Actuellement il est une institution pleinement indépendante. Bien sûr que ce n’est pas grâce à nous seulement. En premier lieu grâce au Gouvernement comorien, à la population et à d’autres partenaires. Mais, nous sommes fiers d’avoir joué notre rôle. Oui, il y a beaucoup à construire. Oui nous ne sommes pas l’Etat. Chaque jour que je viens au bureau, je demande aux collègues comment nous pouvons faire mieux. Il y a toujours plus à faire. C’est la raison pour laquelle le Gouvernement comorien nous demande de rester pour l’accompagner dans le développement actuel.
Plusieurs cadres qui travaillent dans plusieurs projets, s’engagent souvent directement avec le Pnud et dépendent financièrement de votre institution. Cela n’affaiblit pas les institutions locales ?
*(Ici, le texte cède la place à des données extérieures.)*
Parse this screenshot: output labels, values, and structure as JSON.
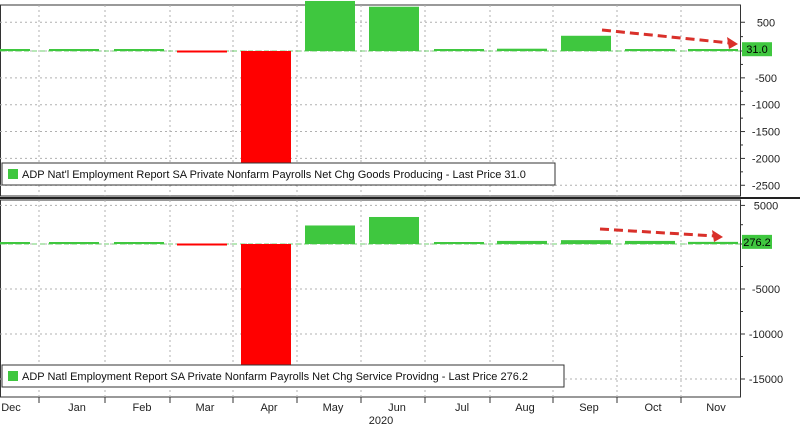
{
  "colors": {
    "positive": "#3fc73f",
    "negative": "#ff0000",
    "arrow": "#d9302a",
    "last_box": "#3fc73f",
    "grid": "#b0b0b0"
  },
  "x_axis": {
    "months": [
      "Dec",
      "Jan",
      "Feb",
      "Mar",
      "Apr",
      "May",
      "Jun",
      "Jul",
      "Aug",
      "Sep",
      "Oct",
      "Nov"
    ],
    "year_label": "2020"
  },
  "chart_data": [
    {
      "type": "bar",
      "legend": "ADP Nat'l Employment Report SA Private Nonfarm Payrolls Net Chg Goods Producing - Last Price 31.0",
      "categories": [
        "Dec",
        "Jan",
        "Feb",
        "Mar",
        "Apr",
        "May",
        "Jun",
        "Jul",
        "Aug",
        "Sep",
        "Oct",
        "Nov"
      ],
      "values": [
        15,
        25,
        10,
        -20,
        -2950,
        870,
        770,
        10,
        40,
        265,
        25,
        31
      ],
      "ylim": [
        -2700,
        800
      ],
      "yticks": [
        500,
        0,
        -500,
        -1000,
        -1500,
        -2000,
        -2500
      ],
      "last_price_label": "31.0",
      "grid": true,
      "legend_position": "bottom-left"
    },
    {
      "type": "bar",
      "legend": "ADP Natl Employment Report SA Private Nonfarm Payrolls Net Chg Service Providng - Last Price 276.2",
      "categories": [
        "Dec",
        "Jan",
        "Feb",
        "Mar",
        "Apr",
        "May",
        "Jun",
        "Jul",
        "Aug",
        "Sep",
        "Oct",
        "Nov"
      ],
      "values": [
        150,
        150,
        80,
        -280,
        -16800,
        2400,
        3500,
        150,
        400,
        500,
        400,
        276.2
      ],
      "ylim": [
        -17000,
        5700
      ],
      "yticks": [
        5000,
        0,
        -5000,
        -10000,
        -15000
      ],
      "last_price_label": "276.2",
      "grid": true,
      "legend_position": "bottom-left"
    }
  ]
}
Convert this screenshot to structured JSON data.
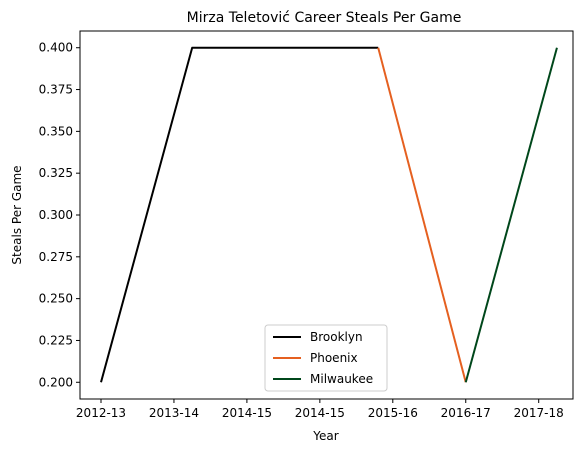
{
  "chart_data": {
    "type": "line",
    "title": "Mirza Teletović Career Steals Per Game",
    "xlabel": "Year",
    "ylabel": "Steals Per Game",
    "categories": [
      "2012-13",
      "2013-14",
      "2014-15",
      "2014-15",
      "2015-16",
      "2016-17",
      "2017-18"
    ],
    "ylim": [
      0.19,
      0.41
    ],
    "yticks": [
      0.2,
      0.225,
      0.25,
      0.275,
      0.3,
      0.325,
      0.35,
      0.375,
      0.4
    ],
    "ytick_labels": [
      "0.200",
      "0.225",
      "0.250",
      "0.275",
      "0.300",
      "0.325",
      "0.350",
      "0.375",
      "0.400"
    ],
    "grid": false,
    "legend_position": "lower-center",
    "series": [
      {
        "name": "Brooklyn",
        "color": "#000000",
        "points": [
          [
            "2012-13",
            0.2
          ],
          [
            "2013-14",
            0.4
          ],
          [
            "2015-16",
            0.4
          ]
        ]
      },
      {
        "name": "Phoenix",
        "color": "#e56020",
        "points": [
          [
            "2015-16",
            0.4
          ],
          [
            "2016-17",
            0.2
          ]
        ]
      },
      {
        "name": "Milwaukee",
        "color": "#00471b",
        "points": [
          [
            "2016-17",
            0.2
          ],
          [
            "2017-18",
            0.4
          ]
        ]
      }
    ]
  }
}
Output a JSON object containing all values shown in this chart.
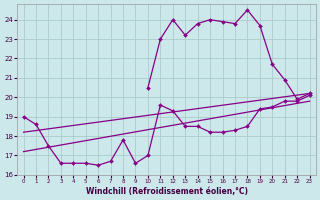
{
  "background_color": "#cce8ea",
  "grid_color": "#aacccc",
  "line_color": "#880088",
  "xlim": [
    -0.5,
    23.5
  ],
  "ylim": [
    16,
    24.8
  ],
  "xlabel": "Windchill (Refroidissement éolien,°C)",
  "yticks": [
    16,
    17,
    18,
    19,
    20,
    21,
    22,
    23,
    24
  ],
  "xticks": [
    0,
    1,
    2,
    3,
    4,
    5,
    6,
    7,
    8,
    9,
    10,
    11,
    12,
    13,
    14,
    15,
    16,
    17,
    18,
    19,
    20,
    21,
    22,
    23
  ],
  "line_zigzag_x": [
    0,
    1,
    2,
    3,
    4,
    5,
    6,
    7,
    8,
    9,
    10,
    11,
    12,
    13,
    14,
    15,
    16,
    17,
    18,
    19,
    20,
    21,
    22,
    23
  ],
  "line_zigzag_y": [
    19.0,
    18.6,
    17.5,
    16.6,
    16.6,
    16.6,
    16.5,
    16.7,
    17.8,
    16.6,
    17.0,
    19.6,
    19.3,
    18.5,
    18.5,
    18.2,
    18.2,
    18.3,
    18.5,
    19.4,
    19.5,
    19.8,
    19.8,
    20.1
  ],
  "line_upper_x": [
    10,
    11,
    12,
    13,
    14,
    15,
    16,
    17,
    18,
    19,
    20,
    21,
    22,
    23
  ],
  "line_upper_y": [
    20.5,
    23.0,
    24.0,
    23.2,
    23.8,
    24.0,
    23.9,
    23.8,
    24.5,
    23.7,
    21.7,
    20.9,
    19.9,
    20.2
  ],
  "line_trend1_x": [
    0,
    23
  ],
  "line_trend1_y": [
    18.2,
    20.2
  ],
  "line_trend2_x": [
    0,
    23
  ],
  "line_trend2_y": [
    17.2,
    19.8
  ]
}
Chaque projet dépend des règles du bailleur en question et de la demande du ministère en question. Généralement, le Pnud essaie de plus en plus d’appuyer des projets qui sont mis en œuvre par le gouvernement. On fait toujours le plaidoyer, avec le Gouvernement, pour qu’il y ait les financements adéquats pour avoir des cadres qui sont recrutés sur la base des compétences dans les ministères. Quelques fois, il y a le besoin de cadres supplémentaires. Et c’est là où le Pnud recrute. Quand le pays sentira qu’il y a assez de cadres compétents au sein du pays, je pense que le Pnud va réduire de plus en plus le niveau de service. Mais, en réalité, c’est qu’on est un petit pays, on a peut-être pas nécessairement tous les domaines d’expertise. C’est très important que les agences internationales prennent les meilleurs cerveaux de l’Etat. Le Pnud peut être considéré comme un passage, une partie de la fabrication des cadres. Et ceux qui y sont recrutés sont au service de la Nation.
Les comptes financiers des Comores seraient directement supervisés à partir du bureau de la Malaisie. Est-ce qu’il s’agit d’une procédure normale ou plutôt temporaire ?
Je n’ai jamais entendu ça. Ce que je peux dire, Il y a certains processus que le Pnud gère de façon centralisée pour deux raisons. Nous sommes quand même une organisation internationale, On cherche à réduire les frais de gestion. Quelques fois c’est efficace d’avoir certains de nos procédures centralisées dans une zone de concentration. Malaisie ou pas, je ne sais pas. Et puis l’autre raison, le Pnud est la deuxième agence mondiale.